As an owner, you are probably familiar with some basic numbers such as how many people the aircraft can accommodate, how quickly, or how far it can fly. More importantly, you need to understand what it costs to own and operate the aircraft and become comfortable with the budget for your operation.
The costs, especially for turbine aircraft, are significant. If their magnitude and variability are not understood, you leave yourself open to making unwise financial decisions relating to aircraft ownership, based on flawed knowledge.
In the corporate world, budgets are a necessary fact of day-to-day operations. Flight Departments are business units, and all business units must adhere to corporate norms regarding fiscal planning and oversight.
Even if the Flight Department is privately owned, a budget is a necessary part of the fiduciary responsibility of being an aircraft owner. Your aviation department budget is usually prepared annually and monitored monthly. Variances between budgeted and actual expenses need to be noted and addressed as needed.
If you are to have confidence in your Flight Department’s budget, define your assumptions for the budget so that you and the person tasked with preparing it are working to the same ground rules.
The assumptions should focus on how often and how much flying to anticipate. If you want 24/7 on-demand availability of aircraft and crew, that specifies a different level of staffing than if you require advanced scheduling of a few travel days each month.
Do you want to keep your aircraft exclusively for your own use, or will it be available for others to use in your company or family? Do you intend to place the aircraft on a management company’s charter certificate to help defray some of the operating costs? You will need to do more than specify a set amount of utilization and translate that into the money needed to sustain the operation!
Too often, budgets and cost estimates are provided as a single number: the cost per flight hour.
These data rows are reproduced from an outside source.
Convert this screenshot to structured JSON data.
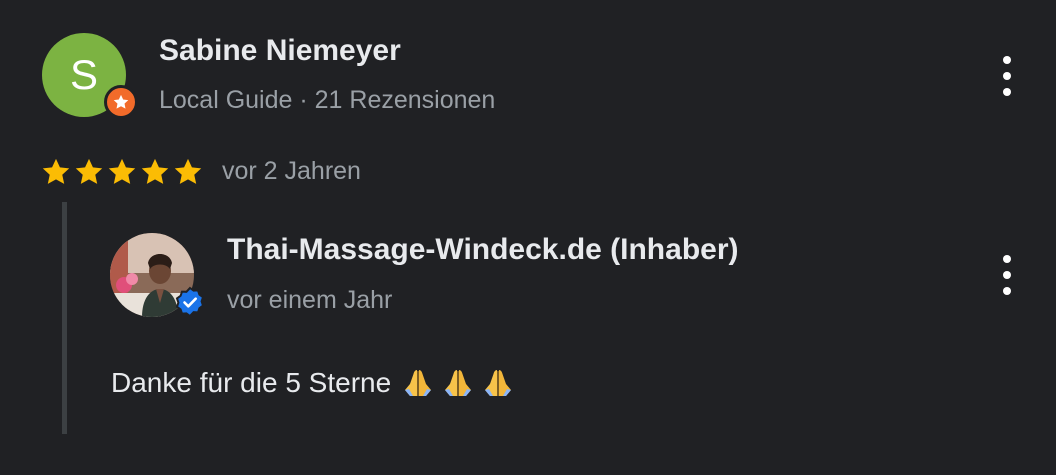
{
  "review": {
    "reviewer": {
      "avatar_letter": "S",
      "avatar_color": "#7cb342",
      "name": "Sabine Niemeyer",
      "meta": "Local Guide · 21 Rezensionen",
      "badge_icon": "local-guide-star-icon",
      "badge_color": "#f26b2a"
    },
    "rating": 5,
    "rating_max": 5,
    "star_color": "#fbbc04",
    "date": "vor 2 Jahren",
    "menu_icon": "more-vert-icon"
  },
  "owner_reply": {
    "name": "Thai-Massage-Windeck.de (Inhaber)",
    "date": "vor einem Jahr",
    "text": "Danke für die 5 Sterne",
    "emoji_icons": [
      "folded-hands-icon",
      "folded-hands-icon",
      "folded-hands-icon"
    ],
    "verified_icon": "verified-badge-icon",
    "verified_color": "#1a73e8",
    "menu_icon": "more-vert-icon"
  }
}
This can lead to major discrepancies when the actual cost per hour is shown to be significantly different than budget.
I have seen the actual cost per hour be a multiple of the original budget cost per hour which led to the natural question, “Is my management company ripping me off?”
So far, the answer has always been ‘No’, but it did highlight a lack of communication and understanding about costs. You need to understand what the major categories are, and how they can vary with time.
Variable costs are those that vary with utilization (flight hours). In a nutshell, the more you fly, the more the total expenses will increase in proportion to the amount flown.
A good example is found with fuel cost. Every hour that you fly, you will consume a certain amount of fuel per flight hour. If you don’t fly, you do not incur that cost. So, if your aircraft burns 350 gallons of fuel per hour, the fuel used increases with each hour flown.
Fixed costs are incurred over a closed period. They don’t change with the utilization of the aircraft. One example of a fixed cost is the rent or lease of a hangar. This monthly cost is incurred whether the aircraft flies, or not. So, regardless of whether you fly 10 or 20 hours per month, the monthly hangar rent remains constant.
As shown in Table A (above), combining just these two cost examples, and assuming $5.50 per gallon for fuel, our cost per flight hour varies by $1,000 per hour when you fly 10 hours, versus 20 hours in a given month, with the cost coming down the more you fly.
Now, add in dozens of costs and their respective variables, and you will quickly see that an aircraft’s ‘Cost per Hour’ can becomes a very misleading term, unless you understand all the assumptions that went into that number.
As this series continues, we will delve into the major cost categories that form the aviation budget, exploring how they behave (variable or fixed), what assumptions need to be stated and understood, and how to compare the actual cost versus the budgeted cost.
Some costs, although simple to initially define, have a number of variable assumptions that not only impact on hours to be flown but where you fly, too.
As Jim Lara of Graystone Advisors said, “Budgeting is easy...once you agree on the assumptions!”